Data can give full voice to China's goals, achievements

By Li Yang (China Daily) Updated: 2014-01-30 07:36

Data can give full voice to China's goals, achievements

Imported thermal coal is unloaded at the Lianyungang wharf, Jiangsu province. In 2012, the energy China consumed equaled 3.62 billion tons of standard coal, 20 percent of the world's total. [Wang Chun / for China Daily]

Glowing headlines aren't enough: The nation needs to change how it generates and calculates economic growth, reports Li Yang

The Chinese saying "as rich as a country" was often used to describe the wealth of California after Silicon Valley's rise.

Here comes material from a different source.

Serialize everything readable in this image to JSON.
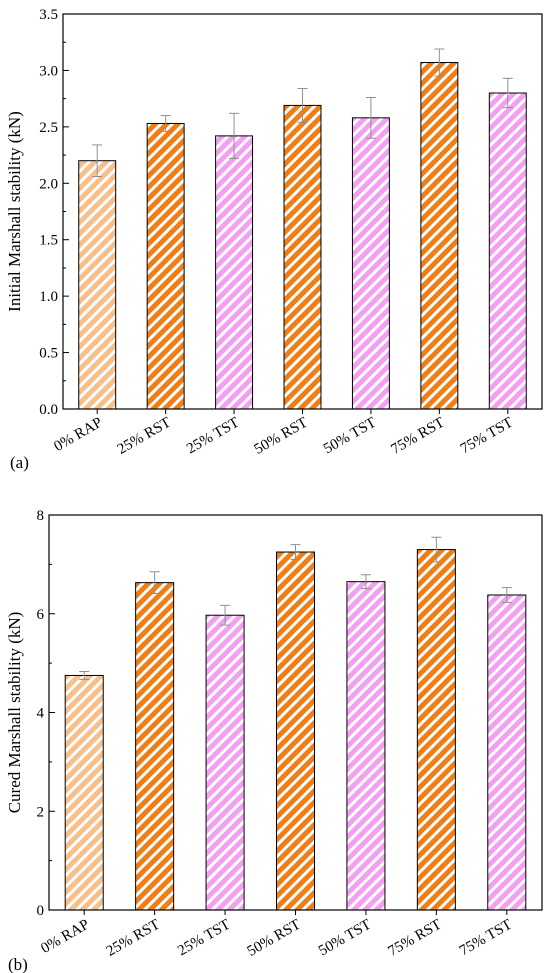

Now, the saying is finding a new context in China, where Guangdong province ranked 15th in the world last year with a gross domestic product of 6.22 trillion yuan ($1.02 trillion), up 8.5 percent. The provinces of Jiangsu and Shandong were close behind, with 5.92 trillion yuan and 5.47 trillion yuan, respectively.

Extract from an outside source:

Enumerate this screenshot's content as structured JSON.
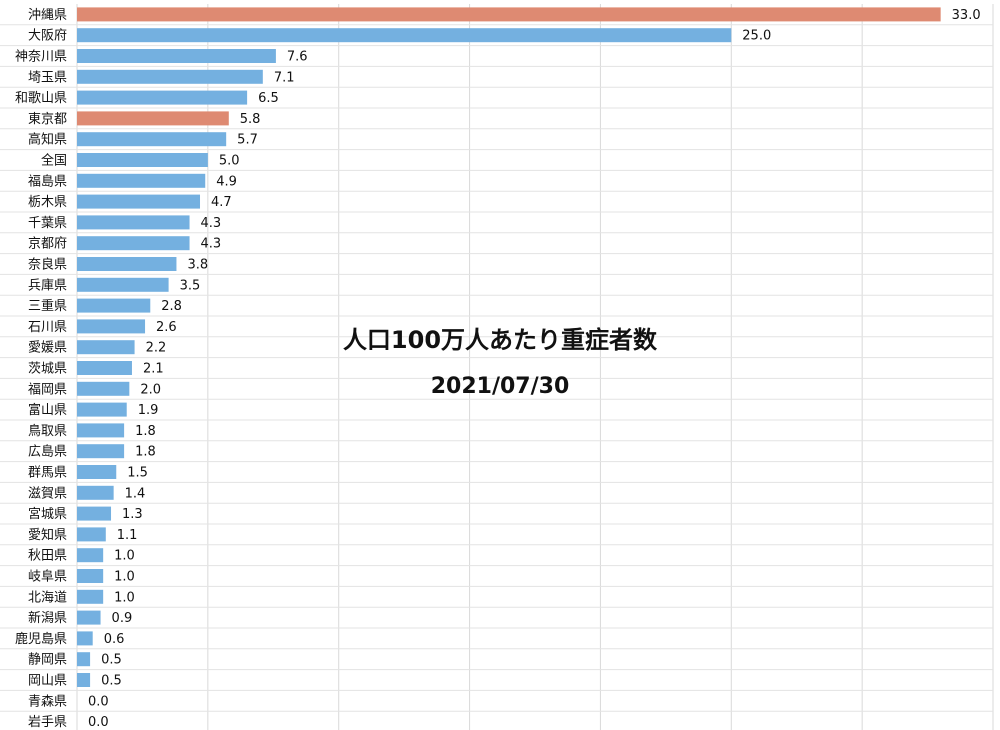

China has plenty of reasons, though, to question the sustainability and costs behind the glowing GDP numbers, set against a backdrop of smog and soaring housing prices.

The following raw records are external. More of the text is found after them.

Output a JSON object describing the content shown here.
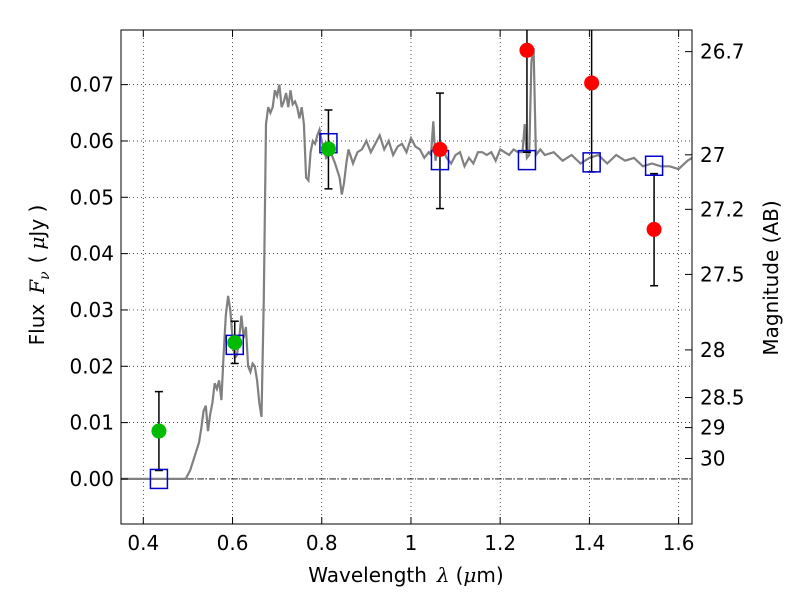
{
  "chart_data": {
    "type": "scatter",
    "xlabel": "Wavelength",
    "xlabel_symbol": "λ",
    "xlabel_unit_open": "(",
    "xlabel_unit_mu": "μ",
    "xlabel_unit_rest": "m)",
    "ylabel": "Flux",
    "ylabel_symbol_base": "F",
    "ylabel_symbol_sub": "ν",
    "ylabel_unit_open": "(",
    "ylabel_unit_mu": "μ",
    "ylabel_unit_rest": "Jy )",
    "ylabel_right": "Magnitude (AB)",
    "xlim": [
      0.35,
      1.63
    ],
    "ylim": [
      -0.008,
      0.0797
    ],
    "grid": true,
    "xticks": [
      {
        "v": 0.4,
        "label": "0.4"
      },
      {
        "v": 0.6,
        "label": "0.6"
      },
      {
        "v": 0.8,
        "label": "0.8"
      },
      {
        "v": 1.0,
        "label": "1"
      },
      {
        "v": 1.2,
        "label": "1.2"
      },
      {
        "v": 1.4,
        "label": "1.4"
      },
      {
        "v": 1.6,
        "label": "1.6"
      }
    ],
    "yticks": [
      {
        "v": 0.0,
        "label": "0.00"
      },
      {
        "v": 0.01,
        "label": "0.01"
      },
      {
        "v": 0.02,
        "label": "0.02"
      },
      {
        "v": 0.03,
        "label": "0.03"
      },
      {
        "v": 0.04,
        "label": "0.04"
      },
      {
        "v": 0.05,
        "label": "0.05"
      },
      {
        "v": 0.06,
        "label": "0.06"
      },
      {
        "v": 0.07,
        "label": "0.07"
      }
    ],
    "right_ticks": [
      {
        "mag": 26.7,
        "label": "26.7"
      },
      {
        "mag": 27.0,
        "label": "27"
      },
      {
        "mag": 27.2,
        "label": "27.2"
      },
      {
        "mag": 27.5,
        "label": "27.5"
      },
      {
        "mag": 28.0,
        "label": "28"
      },
      {
        "mag": 28.5,
        "label": "28.5"
      },
      {
        "mag": 29.0,
        "label": "29"
      },
      {
        "mag": 30.0,
        "label": "30"
      }
    ],
    "spectrum": {
      "color": "#808080",
      "x": [
        0.35,
        0.495,
        0.505,
        0.515,
        0.525,
        0.53,
        0.535,
        0.54,
        0.545,
        0.55,
        0.555,
        0.56,
        0.565,
        0.57,
        0.575,
        0.58,
        0.585,
        0.59,
        0.595,
        0.6,
        0.605,
        0.61,
        0.615,
        0.62,
        0.625,
        0.63,
        0.635,
        0.64,
        0.645,
        0.65,
        0.655,
        0.66,
        0.665,
        0.67,
        0.675,
        0.68,
        0.685,
        0.69,
        0.695,
        0.7,
        0.705,
        0.71,
        0.715,
        0.72,
        0.725,
        0.73,
        0.735,
        0.74,
        0.745,
        0.75,
        0.755,
        0.76,
        0.765,
        0.77,
        0.775,
        0.78,
        0.785,
        0.79,
        0.795,
        0.8,
        0.81,
        0.82,
        0.83,
        0.84,
        0.845,
        0.85,
        0.855,
        0.86,
        0.87,
        0.88,
        0.89,
        0.9,
        0.91,
        0.92,
        0.93,
        0.94,
        0.95,
        0.96,
        0.97,
        0.98,
        0.99,
        1.0,
        1.01,
        1.02,
        1.03,
        1.04,
        1.045,
        1.05,
        1.055,
        1.06,
        1.07,
        1.08,
        1.09,
        1.1,
        1.11,
        1.12,
        1.13,
        1.14,
        1.15,
        1.16,
        1.17,
        1.18,
        1.19,
        1.2,
        1.21,
        1.22,
        1.23,
        1.24,
        1.25,
        1.255,
        1.26,
        1.265,
        1.27,
        1.275,
        1.28,
        1.29,
        1.3,
        1.32,
        1.34,
        1.36,
        1.38,
        1.4,
        1.42,
        1.44,
        1.46,
        1.48,
        1.5,
        1.52,
        1.54,
        1.56,
        1.58,
        1.6,
        1.62,
        1.63
      ],
      "y": [
        0.0,
        0.0,
        0.0015,
        0.004,
        0.0065,
        0.009,
        0.012,
        0.013,
        0.0085,
        0.0115,
        0.0135,
        0.017,
        0.016,
        0.0175,
        0.014,
        0.022,
        0.029,
        0.0325,
        0.03,
        0.025,
        0.0215,
        0.022,
        0.025,
        0.029,
        0.025,
        0.027,
        0.02,
        0.019,
        0.0205,
        0.02,
        0.0175,
        0.0135,
        0.011,
        0.032,
        0.063,
        0.066,
        0.065,
        0.066,
        0.069,
        0.068,
        0.07,
        0.066,
        0.067,
        0.0685,
        0.066,
        0.069,
        0.0665,
        0.067,
        0.066,
        0.064,
        0.066,
        0.063,
        0.0535,
        0.053,
        0.058,
        0.06,
        0.0595,
        0.061,
        0.062,
        0.06,
        0.057,
        0.058,
        0.056,
        0.0535,
        0.0505,
        0.0525,
        0.056,
        0.0585,
        0.056,
        0.058,
        0.0585,
        0.06,
        0.058,
        0.0595,
        0.061,
        0.0585,
        0.06,
        0.0575,
        0.059,
        0.0595,
        0.058,
        0.0605,
        0.059,
        0.0585,
        0.057,
        0.058,
        0.0575,
        0.0635,
        0.0565,
        0.0585,
        0.059,
        0.057,
        0.056,
        0.0575,
        0.058,
        0.0555,
        0.057,
        0.056,
        0.058,
        0.058,
        0.0575,
        0.058,
        0.0565,
        0.0585,
        0.058,
        0.0575,
        0.0585,
        0.058,
        0.058,
        0.063,
        0.057,
        0.0575,
        0.074,
        0.0765,
        0.0575,
        0.0585,
        0.0575,
        0.058,
        0.0565,
        0.0575,
        0.056,
        0.057,
        0.0575,
        0.056,
        0.0575,
        0.0565,
        0.057,
        0.0555,
        0.056,
        0.0555,
        0.0555,
        0.055,
        0.0565,
        0.057
      ]
    },
    "error_bars": [
      {
        "x": 0.435,
        "lo": 0.0015,
        "hi": 0.0155
      },
      {
        "x": 0.605,
        "lo": 0.0205,
        "hi": 0.028
      },
      {
        "x": 0.815,
        "lo": 0.0515,
        "hi": 0.0655
      },
      {
        "x": 1.065,
        "lo": 0.048,
        "hi": 0.0685
      },
      {
        "x": 1.26,
        "lo": 0.058,
        "hi": 0.0797
      },
      {
        "x": 1.405,
        "lo": 0.0545,
        "hi": 0.0797
      },
      {
        "x": 1.545,
        "lo": 0.0343,
        "hi": 0.0542
      }
    ],
    "points_detected": {
      "color": "#00bb00",
      "x": [
        0.435,
        0.605,
        0.815
      ],
      "y": [
        0.0085,
        0.0242,
        0.0586
      ]
    },
    "points_upper_limit": {
      "color": "#ff0000",
      "x": [
        1.065,
        1.26,
        1.405,
        1.545
      ],
      "y": [
        0.0585,
        0.0761,
        0.0703,
        0.0443
      ]
    },
    "model_boxes": {
      "color": "#0000cc",
      "x": [
        0.435,
        0.605,
        0.815,
        1.065,
        1.26,
        1.405,
        1.545
      ],
      "y": [
        0.0,
        0.0238,
        0.0596,
        0.0566,
        0.0566,
        0.0562,
        0.0556
      ]
    }
  }
}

The pollution blanketing huge swaths of the nation reminds the government that a hefty chunk of years of economic expansion will eventually be consumed by the cost of cleaning up the worsening environment.

The exchange rate is another factor affecting the calculation of the economy. The renminbi's rise against the dollar - about 35 percent since 2005 - has amplified the provinces' GDP.

Consumer prices have risen at an official annual rate of 3 to 5 percent in the past few years. However, if higher housing costs and scarce high-quality medical and educational resources are taken into account, there's a large gap between perception and reality for the average Chinese resident.

Income gaps aren't narrowing, either. The Gini coefficient, a measure of wealth polarity, stayed above the international "warning line" from 2003 to 2013, holding at 0.47 to 0.49.

The Chinese mainland may have enough rich people to populate France. It also has 120 million destitute citizens living on less than $1 a day - the world standard for absolute poverty.

Demanding task

The government has its work cut out. It must keep growth high while transforming the growth model.

That the backward industrial structure remains largely unchanged in China since the 1990s drives home the power local governments have in shaping the growth model.